I feel that all these years of work have paid off, and even though no place is ever perfect I could not have picked better people to work with or to work for. They even put together a shower for me last week, it was my first time in the office in 2 months and it was great to see everyone. They were all so nice and generous, I feel very lucky and fortunate to work with such nice people.
The bed rest experience was very, very hard during the first 3 days, I felt physically fine and I really did not fully understand the risk and severity of my condition; I could not bare the thought of not going to work (can you believe it?), I have worked straight up for several companies since 1992 (a year before I finished college) - and I had so much pending stuff and so much to do at the office that I kept thinking "if only I could just go to the office for one day I should be able to leave everything in order", blissful thinking that never happened. The following week I had to stay in the hospital overnight and finally my urge of going back to work took second place, I understood I needed to take care of myself and the baby and just let got and rest. I think it was a sign from above, for many months before this experience I kept trying to break the vicious cycle of working 10 to 12 hours a day and getting home really, really late, trying to balance my work and personal life. Finally I had not other choice - I had to let go, and 9 weeks later I am still trying and learning and doing much better. I'm trying to learn to be fine by just doing what I can each day, and not trying to do absolutely everything each day. At 32 weeks my work computer was setup at home and the rest is history - every now and then I work 10 hours days, but at least it is not every day and I am home when Darren comes in.

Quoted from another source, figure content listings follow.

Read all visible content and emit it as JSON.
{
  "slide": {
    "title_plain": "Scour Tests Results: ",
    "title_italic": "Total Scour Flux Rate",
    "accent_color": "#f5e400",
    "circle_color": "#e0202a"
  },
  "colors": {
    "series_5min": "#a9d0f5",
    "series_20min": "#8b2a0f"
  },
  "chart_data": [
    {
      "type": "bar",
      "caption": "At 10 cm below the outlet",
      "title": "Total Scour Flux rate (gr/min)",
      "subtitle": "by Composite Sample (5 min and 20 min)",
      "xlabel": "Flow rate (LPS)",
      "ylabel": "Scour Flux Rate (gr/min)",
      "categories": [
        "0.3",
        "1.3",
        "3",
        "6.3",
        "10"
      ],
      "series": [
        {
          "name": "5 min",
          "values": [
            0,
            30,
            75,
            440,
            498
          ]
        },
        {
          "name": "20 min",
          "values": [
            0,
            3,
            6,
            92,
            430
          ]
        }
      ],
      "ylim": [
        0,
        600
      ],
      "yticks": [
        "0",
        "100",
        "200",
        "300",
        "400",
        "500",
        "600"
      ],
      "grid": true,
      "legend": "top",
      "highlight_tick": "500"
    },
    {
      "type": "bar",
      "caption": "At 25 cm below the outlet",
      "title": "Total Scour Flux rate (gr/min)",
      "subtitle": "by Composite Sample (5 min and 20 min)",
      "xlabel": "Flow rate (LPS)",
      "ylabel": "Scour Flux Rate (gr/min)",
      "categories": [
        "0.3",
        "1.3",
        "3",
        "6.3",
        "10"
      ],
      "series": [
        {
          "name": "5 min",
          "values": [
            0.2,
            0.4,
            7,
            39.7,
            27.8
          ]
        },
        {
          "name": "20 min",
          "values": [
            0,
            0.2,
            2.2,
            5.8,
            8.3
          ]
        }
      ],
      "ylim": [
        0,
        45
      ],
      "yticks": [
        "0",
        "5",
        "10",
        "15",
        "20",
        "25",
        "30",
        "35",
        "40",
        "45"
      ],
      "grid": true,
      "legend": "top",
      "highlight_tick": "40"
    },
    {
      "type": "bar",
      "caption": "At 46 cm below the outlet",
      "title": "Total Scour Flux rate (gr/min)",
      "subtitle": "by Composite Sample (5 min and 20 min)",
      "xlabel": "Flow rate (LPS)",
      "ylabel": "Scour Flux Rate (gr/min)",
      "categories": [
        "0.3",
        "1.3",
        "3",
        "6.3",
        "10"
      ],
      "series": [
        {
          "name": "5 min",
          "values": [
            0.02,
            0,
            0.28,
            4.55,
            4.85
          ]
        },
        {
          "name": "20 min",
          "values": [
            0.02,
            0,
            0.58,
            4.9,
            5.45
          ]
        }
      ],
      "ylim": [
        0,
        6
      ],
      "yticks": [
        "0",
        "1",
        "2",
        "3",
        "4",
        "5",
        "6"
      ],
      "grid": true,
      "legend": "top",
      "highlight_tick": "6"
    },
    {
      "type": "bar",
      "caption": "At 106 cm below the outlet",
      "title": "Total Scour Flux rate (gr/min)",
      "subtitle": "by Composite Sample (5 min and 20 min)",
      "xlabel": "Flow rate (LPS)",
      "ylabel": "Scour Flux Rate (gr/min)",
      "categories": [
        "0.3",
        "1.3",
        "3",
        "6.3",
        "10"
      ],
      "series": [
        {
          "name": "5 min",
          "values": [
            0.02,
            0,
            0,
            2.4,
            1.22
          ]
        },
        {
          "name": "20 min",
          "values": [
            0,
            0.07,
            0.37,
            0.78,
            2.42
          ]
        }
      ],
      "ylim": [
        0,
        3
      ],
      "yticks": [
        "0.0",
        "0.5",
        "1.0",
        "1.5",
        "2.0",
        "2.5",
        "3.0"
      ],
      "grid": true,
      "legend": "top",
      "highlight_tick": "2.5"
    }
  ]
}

I am back, but not sure for how long - the baby is now due any day and after six sonograms we still don't know the sex (which made it very hard for us pick up a theme for the baby's room). The nursery is not setup yet, but it is finally in the process of being painted this weekend, the crib has finally being refinished (after 2 long months, 3 coats of polyurethane and being sanded 4 times) - today we picked up mattress for the crib and the nursery bedding.
A few weeks ago we were able to take the child birth and infant care classes at the hospital, so now we have an idea of what to expect at delivery and when the baby gets home. We took a few seminars about car-seats and house safety in general and we even picked up our car-seat and had our car cleaned and vacuumed. Two weeks from now we'll take an infant CPR and safety class at the hospital and hopefully we'll have all the basic things we need. I ordered a few outfits online while I was confined to the house and within the last 2 weeks we have picked up a few essential things that the baby will need during the first month.
I don't know when I'll have some photos of my humongous belly, the house/nursery progress and the baby's room, but hopefully it will be some day soon.
Thanks for stopping by...I'll see you online.